TPP法案、秋に先送りも 政府・与党検討 参院選を意識

 
記者会見する菅官房長官=13日午前、首相官邸

 政府、与党は13日、環太平洋戦略的経済連携協定(TPP)の承認案と関連法案について、今国会での承認や成立を見送る方向で検討に入った。承認案を審議する衆院特別委員会で、与野党対決が解消する見通しが立たない中、成立を目指して審議を強行すれば、今月の衆院補欠選挙や夏の参院選に影響すると懸念した。安倍晋三首相はTPP承認案などに関し、丁寧に審議し、強行すべきではないとの認識を複数の与党幹部に伝えた。与党関係者が明らかにした。

 今国会は6月1日が会期末のため、4月中の衆院通過が見通せなければ、参院に法案を送付しても審議未了、廃案となる可能性がある。政府筋は「今国会での成立を諦めたわけではないが、スケジュール的にかなり難しくなっている」と指摘した。

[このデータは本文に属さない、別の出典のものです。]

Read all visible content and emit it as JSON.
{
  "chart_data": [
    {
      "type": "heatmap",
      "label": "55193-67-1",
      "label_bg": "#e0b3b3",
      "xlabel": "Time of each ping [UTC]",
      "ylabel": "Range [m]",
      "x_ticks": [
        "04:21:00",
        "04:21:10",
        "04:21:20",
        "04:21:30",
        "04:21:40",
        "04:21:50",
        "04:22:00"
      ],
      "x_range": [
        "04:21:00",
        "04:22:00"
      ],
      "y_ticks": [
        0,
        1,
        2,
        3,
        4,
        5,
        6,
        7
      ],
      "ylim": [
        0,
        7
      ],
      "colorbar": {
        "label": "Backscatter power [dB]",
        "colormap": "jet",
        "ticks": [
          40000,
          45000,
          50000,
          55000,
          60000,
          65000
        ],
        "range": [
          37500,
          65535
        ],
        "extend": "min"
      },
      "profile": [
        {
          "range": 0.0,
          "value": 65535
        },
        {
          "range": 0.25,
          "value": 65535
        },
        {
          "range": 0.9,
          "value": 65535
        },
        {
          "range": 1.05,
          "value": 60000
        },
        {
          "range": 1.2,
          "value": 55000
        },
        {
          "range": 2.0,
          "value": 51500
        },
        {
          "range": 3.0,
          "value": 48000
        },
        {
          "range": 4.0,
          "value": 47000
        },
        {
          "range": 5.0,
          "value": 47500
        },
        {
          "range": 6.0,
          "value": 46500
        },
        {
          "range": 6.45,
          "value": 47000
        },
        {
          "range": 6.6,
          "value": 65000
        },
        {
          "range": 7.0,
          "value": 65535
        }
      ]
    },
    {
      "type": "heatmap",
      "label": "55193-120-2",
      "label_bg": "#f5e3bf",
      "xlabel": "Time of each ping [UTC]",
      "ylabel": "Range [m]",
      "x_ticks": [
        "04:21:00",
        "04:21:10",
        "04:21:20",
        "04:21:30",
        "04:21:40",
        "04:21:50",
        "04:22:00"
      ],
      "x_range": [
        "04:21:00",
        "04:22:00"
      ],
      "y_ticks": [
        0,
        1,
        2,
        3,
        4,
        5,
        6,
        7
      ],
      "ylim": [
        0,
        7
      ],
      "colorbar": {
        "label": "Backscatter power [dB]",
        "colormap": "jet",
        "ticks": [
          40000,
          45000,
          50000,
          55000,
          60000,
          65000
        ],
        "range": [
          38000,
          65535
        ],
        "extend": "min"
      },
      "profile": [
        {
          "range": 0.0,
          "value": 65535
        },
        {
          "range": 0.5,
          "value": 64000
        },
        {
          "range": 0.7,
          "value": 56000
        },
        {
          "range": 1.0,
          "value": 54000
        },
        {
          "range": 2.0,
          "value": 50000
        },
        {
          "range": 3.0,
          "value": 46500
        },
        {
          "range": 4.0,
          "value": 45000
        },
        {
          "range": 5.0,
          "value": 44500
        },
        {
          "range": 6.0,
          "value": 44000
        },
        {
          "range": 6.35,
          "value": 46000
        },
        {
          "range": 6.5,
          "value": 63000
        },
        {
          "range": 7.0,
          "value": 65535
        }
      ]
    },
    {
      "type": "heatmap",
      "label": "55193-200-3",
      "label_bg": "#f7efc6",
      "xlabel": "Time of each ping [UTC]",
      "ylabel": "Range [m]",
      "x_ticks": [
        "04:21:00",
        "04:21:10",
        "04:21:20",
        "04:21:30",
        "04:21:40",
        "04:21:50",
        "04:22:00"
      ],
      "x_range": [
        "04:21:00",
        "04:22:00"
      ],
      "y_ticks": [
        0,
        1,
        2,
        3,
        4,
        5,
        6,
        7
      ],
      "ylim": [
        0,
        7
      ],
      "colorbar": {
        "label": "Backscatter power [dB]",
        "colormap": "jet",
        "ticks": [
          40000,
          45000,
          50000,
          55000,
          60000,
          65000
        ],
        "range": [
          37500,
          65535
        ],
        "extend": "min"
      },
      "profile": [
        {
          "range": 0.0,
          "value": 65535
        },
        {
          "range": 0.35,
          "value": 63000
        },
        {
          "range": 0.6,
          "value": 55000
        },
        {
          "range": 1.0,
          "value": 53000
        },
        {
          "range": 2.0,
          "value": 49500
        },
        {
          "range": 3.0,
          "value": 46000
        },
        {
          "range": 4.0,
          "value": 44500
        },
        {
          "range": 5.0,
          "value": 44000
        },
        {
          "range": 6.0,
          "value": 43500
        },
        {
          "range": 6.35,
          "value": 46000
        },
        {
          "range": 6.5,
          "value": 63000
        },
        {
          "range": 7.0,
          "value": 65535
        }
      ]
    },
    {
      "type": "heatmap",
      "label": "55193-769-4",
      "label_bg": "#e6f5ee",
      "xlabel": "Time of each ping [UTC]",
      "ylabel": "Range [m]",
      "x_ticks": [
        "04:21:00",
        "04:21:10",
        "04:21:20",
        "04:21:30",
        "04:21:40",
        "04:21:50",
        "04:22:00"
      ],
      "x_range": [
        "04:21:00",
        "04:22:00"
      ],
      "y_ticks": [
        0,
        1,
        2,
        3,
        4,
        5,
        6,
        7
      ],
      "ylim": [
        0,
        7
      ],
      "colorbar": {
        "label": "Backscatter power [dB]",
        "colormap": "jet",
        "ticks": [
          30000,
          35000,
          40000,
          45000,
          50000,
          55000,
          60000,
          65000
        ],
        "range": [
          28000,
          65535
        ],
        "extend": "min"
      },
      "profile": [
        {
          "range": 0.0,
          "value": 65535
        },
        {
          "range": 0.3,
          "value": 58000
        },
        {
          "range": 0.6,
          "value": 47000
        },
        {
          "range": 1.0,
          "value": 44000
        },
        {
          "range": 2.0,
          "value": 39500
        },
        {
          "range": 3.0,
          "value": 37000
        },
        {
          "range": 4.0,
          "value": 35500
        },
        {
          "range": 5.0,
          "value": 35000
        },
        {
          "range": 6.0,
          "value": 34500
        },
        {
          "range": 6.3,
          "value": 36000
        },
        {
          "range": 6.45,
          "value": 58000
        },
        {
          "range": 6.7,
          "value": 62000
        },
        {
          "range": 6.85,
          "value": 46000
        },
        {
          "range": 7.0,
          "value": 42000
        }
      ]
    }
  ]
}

 自民党の谷垣禎一、公明党の井上義久両幹事長は13日、東京都内で会談し、空転している衆院特別委などを正常化すべきだとの認識で一致した。同席した自民党の佐藤勉国対委員長はTPP承認案などについて「今月中に衆院を通らなければ、成立見送りを考えなければならない」と記者団に述べた。今国会成立に向けて努力する考えも示した。

 その後、佐藤氏は15日の特別委での集中審議や、民進党が求めている20日の党首討論に応じる考えがあると表明した。TPP審議正常化に向けた譲歩案として13日午後の民進党との国対委員長会談で正式に伝えた。

 菅義偉官房長官は記者会見で、民進党などが交渉過程の資料公表を求めていることに関し「相手国との信頼関係があり、過去にも交渉過程は一切明らかにしていない」と強調した。民進党の山井和則国対委員長代理は「政府が真っ黒な資料しか出さないなど審議条件が整っていない。頬かむりするのか」と批判した。